Coach scratched his ear and glanced down at his list of plays on the practice schedule. “Okay, Blue Right 94. Hit the 4. Got that?”

I didn't even reply and went straight to the huddle, called the play, and marched to the line like General George Patton crossing into Germany at the end of World War II. I barked the cadence, took the snap, rolled right, and threw a wobbling duck to the 4 route. It wasn't pretty, but I completed the pass.

Jackson hooted and slapped me high five, then hugged me all the way back to the huddle.

“Well . . .” Coach Hubbard looked at Coach Vickerson and shrugged. “First down. Good play, Ryan. Get a little more spin on that ball if you can.”

Playing quarterback isn't always about being this super athlete. It's about knowing the offense, making the right decisions, and being able to get the ball to the open receiver. The really smart quarterbacks run the West Coast Offense, or the spread, whatever you call it, lots of passing, chipping away at the defense. You don't have to have a cannon for an arm to win games. I thought of John Torres and the way he held the ball against the blitz in yesterday's game. Even an arm as big and strong as his can't help you if you don't get rid of the ball quick.

I knew I could make all the right decisions. I was already quick. If I could just explain all that, I knew I might be able to convince Coach Hubbard that we should adapt Ben Sauer Middle's offense to some version of the Spread.

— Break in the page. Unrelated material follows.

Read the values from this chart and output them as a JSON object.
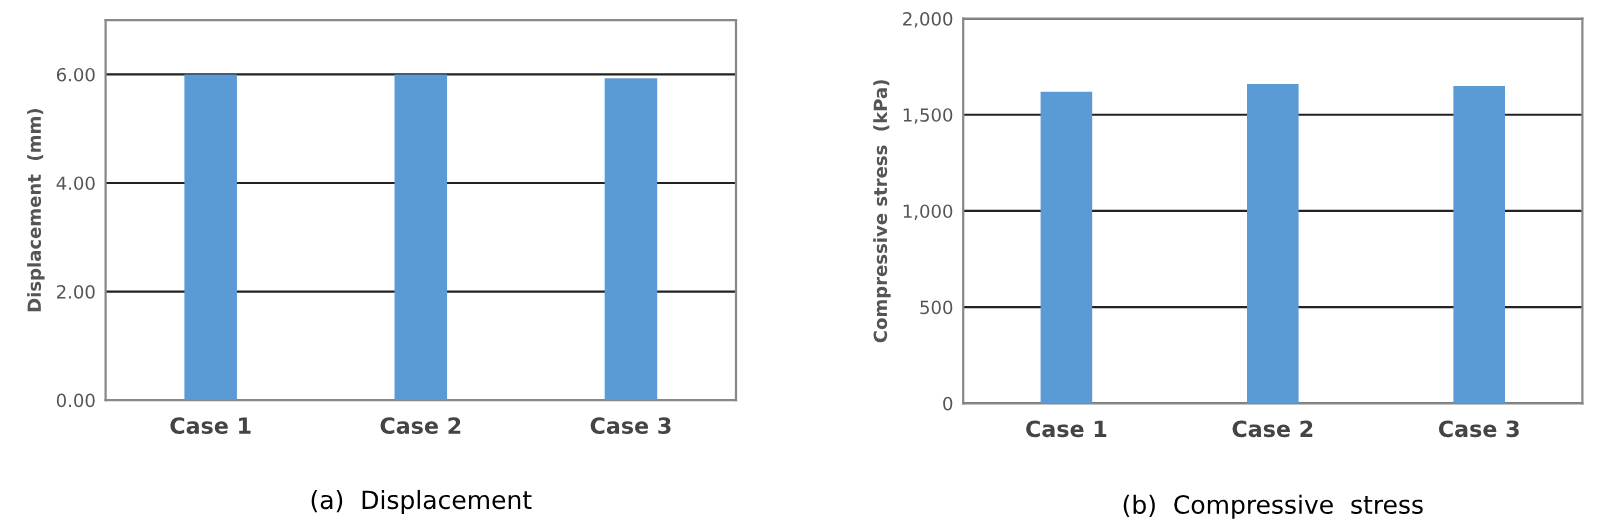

I don't know if it was luck or destiny or if Coach Hubbard was actually tuned into the possibilities, but he called a pass on the next play, too. I went to the line and read the defense. By the way they were lined up, I was sure it was a shallow zone with two safeties over the top on both sides. The play Coach Hubbard called wasn't the best for this kind of coverage. I had no choice but to run it, though.

I barked the cadence, took the snap, and dropped back. My two primary receivers ran crossing routes, but both were covered, as I expected. I checked them just in case one got wide
open, but when they didn't I hit my check down pass to Griffin Engle, right away. He grabbed it and shot right up through the middle of the field for a twenty-yard gain. It was an easy pass, and the right decision.

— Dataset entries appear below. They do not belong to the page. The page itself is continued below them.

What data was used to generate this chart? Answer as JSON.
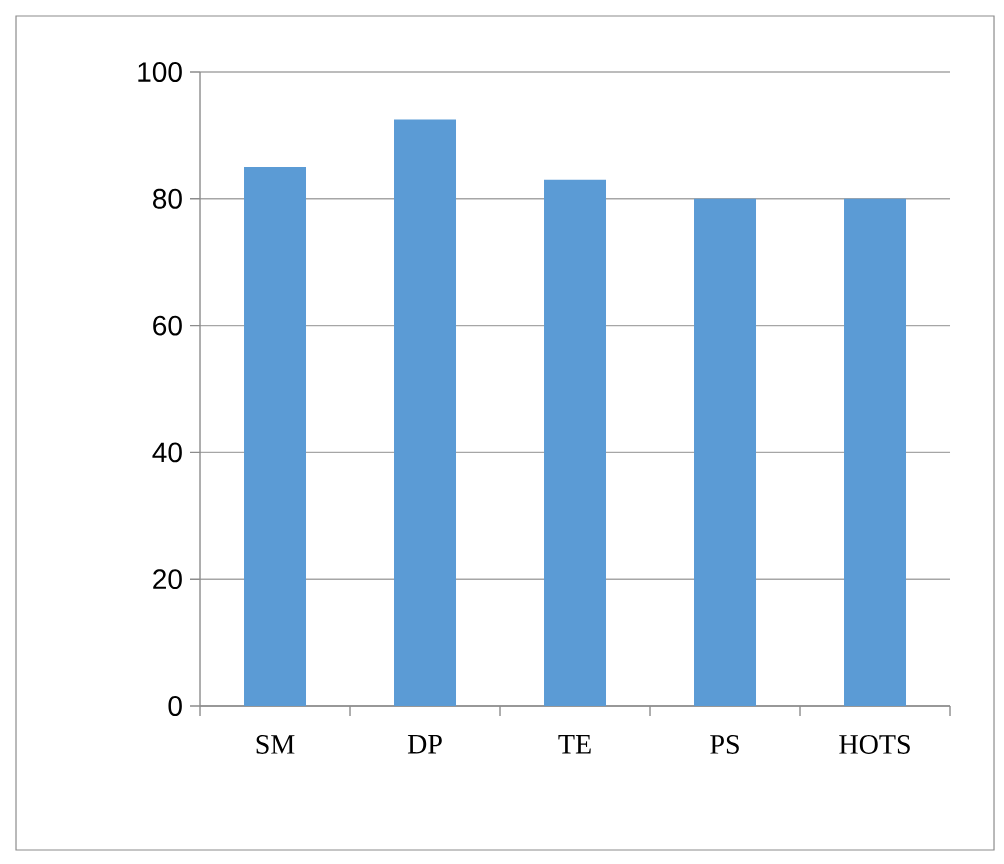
{
  "chart_data": {
    "type": "bar",
    "categories": [
      "SM",
      "DP",
      "TE",
      "PS",
      "HOTS"
    ],
    "values": [
      85,
      92.5,
      83,
      80,
      80
    ],
    "color": "#5b9bd5",
    "ylim": [
      0,
      100
    ],
    "yticks": [
      0,
      20,
      40,
      60,
      80,
      100
    ],
    "grid": "y"
  }
}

Next play was a run. I made the handoff smooth and clean and Griffin gained seven. The following play Coach Hubbard called another pass. I dropped back and when the blitz freed up the middle, I darted outside the pocket. Instead of panicking like the newbie quarterback I was, I directed Griffin to the sideline, pointing my finger. The cornerback let him go and rocketed my way, thinking he'd have a free hit. Just before the defender reached me, I dumped the ball up and over his head. Griffin snatched it and went up the sideline and into the end zone.

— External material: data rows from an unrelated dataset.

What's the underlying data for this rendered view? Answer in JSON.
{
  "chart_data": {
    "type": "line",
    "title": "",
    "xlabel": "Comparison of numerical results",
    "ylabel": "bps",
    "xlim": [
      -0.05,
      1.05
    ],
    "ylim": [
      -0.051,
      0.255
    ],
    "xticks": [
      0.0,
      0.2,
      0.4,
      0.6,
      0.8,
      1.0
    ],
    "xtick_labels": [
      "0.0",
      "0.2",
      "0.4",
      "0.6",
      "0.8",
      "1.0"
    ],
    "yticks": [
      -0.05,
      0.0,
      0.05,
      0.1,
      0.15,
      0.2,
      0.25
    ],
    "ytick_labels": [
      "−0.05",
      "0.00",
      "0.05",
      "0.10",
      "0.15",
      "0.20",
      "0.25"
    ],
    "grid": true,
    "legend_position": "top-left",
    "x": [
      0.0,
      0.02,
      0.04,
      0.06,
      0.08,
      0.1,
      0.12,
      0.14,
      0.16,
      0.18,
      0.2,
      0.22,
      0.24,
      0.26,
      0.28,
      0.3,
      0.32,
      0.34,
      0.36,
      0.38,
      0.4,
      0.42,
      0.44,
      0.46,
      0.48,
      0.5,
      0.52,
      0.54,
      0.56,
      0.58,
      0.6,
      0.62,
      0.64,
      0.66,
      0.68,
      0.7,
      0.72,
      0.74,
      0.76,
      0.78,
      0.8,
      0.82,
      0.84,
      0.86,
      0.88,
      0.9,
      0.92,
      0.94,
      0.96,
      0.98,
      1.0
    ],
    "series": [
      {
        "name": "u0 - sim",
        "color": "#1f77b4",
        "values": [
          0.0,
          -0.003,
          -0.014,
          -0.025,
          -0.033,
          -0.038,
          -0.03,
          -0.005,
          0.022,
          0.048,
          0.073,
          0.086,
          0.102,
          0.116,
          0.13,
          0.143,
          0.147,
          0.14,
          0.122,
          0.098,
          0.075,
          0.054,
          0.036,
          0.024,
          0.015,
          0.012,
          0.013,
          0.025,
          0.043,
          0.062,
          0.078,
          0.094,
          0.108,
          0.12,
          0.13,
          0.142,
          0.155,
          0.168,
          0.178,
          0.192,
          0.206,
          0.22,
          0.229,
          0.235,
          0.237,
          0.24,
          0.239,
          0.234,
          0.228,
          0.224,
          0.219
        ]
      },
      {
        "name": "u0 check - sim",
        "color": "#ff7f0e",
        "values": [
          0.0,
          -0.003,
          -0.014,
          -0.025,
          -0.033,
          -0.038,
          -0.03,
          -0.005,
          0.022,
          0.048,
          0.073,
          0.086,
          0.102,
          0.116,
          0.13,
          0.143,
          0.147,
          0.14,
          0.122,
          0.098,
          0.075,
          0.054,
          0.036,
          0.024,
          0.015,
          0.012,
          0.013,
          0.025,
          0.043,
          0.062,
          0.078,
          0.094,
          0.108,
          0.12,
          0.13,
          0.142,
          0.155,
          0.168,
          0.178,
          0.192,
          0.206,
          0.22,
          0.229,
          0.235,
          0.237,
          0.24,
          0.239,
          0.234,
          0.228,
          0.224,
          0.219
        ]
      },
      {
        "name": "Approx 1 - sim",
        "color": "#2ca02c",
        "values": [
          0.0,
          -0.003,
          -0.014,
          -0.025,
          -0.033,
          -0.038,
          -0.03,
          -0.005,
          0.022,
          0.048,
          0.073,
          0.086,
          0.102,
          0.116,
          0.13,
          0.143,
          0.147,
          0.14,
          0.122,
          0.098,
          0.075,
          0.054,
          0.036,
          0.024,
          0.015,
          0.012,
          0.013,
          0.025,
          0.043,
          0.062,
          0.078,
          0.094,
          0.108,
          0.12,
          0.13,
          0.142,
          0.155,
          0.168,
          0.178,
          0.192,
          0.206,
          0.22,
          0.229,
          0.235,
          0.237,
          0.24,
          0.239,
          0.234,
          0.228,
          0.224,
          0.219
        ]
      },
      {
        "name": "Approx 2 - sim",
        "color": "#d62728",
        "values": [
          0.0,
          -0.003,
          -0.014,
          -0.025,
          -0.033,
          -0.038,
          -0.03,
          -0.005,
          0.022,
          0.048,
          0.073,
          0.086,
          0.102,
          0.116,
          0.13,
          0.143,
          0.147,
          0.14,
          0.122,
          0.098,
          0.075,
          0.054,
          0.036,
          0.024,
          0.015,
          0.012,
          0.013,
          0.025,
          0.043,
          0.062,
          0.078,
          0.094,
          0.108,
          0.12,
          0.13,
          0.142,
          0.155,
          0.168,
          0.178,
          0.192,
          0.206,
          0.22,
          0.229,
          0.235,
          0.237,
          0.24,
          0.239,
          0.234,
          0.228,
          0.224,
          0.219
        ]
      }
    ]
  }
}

My teammates cheered. Griffin tossed me the ball with a wink. Jackson slapped my back and nearly knocked me over.

I didn't stop after my first series either. I made the right decisions on every play, and even though my passes were nothing to write home about, I continued to move the offense up and down the field by completing short throws to the open receivers, making clean handoffs on the running plays, and encouraging my teammates like I was already the star quarterback I'd always dreamed I'd be.

I thought things couldn't have gotten any better for me. But, at the end of practice, just as we completed our last wind sprint—which I finished first, by the way—a big black Escalade limousine pulled into the school parking lot beside the field, its chrome grill glinting in the sun.

Coach Hubbard held his whistle halfway to his mouth,
ready to call us all in together, but everyone froze and stared at the big black SUV.

And when the rear door opened and we saw who had arrived, no one could believe it.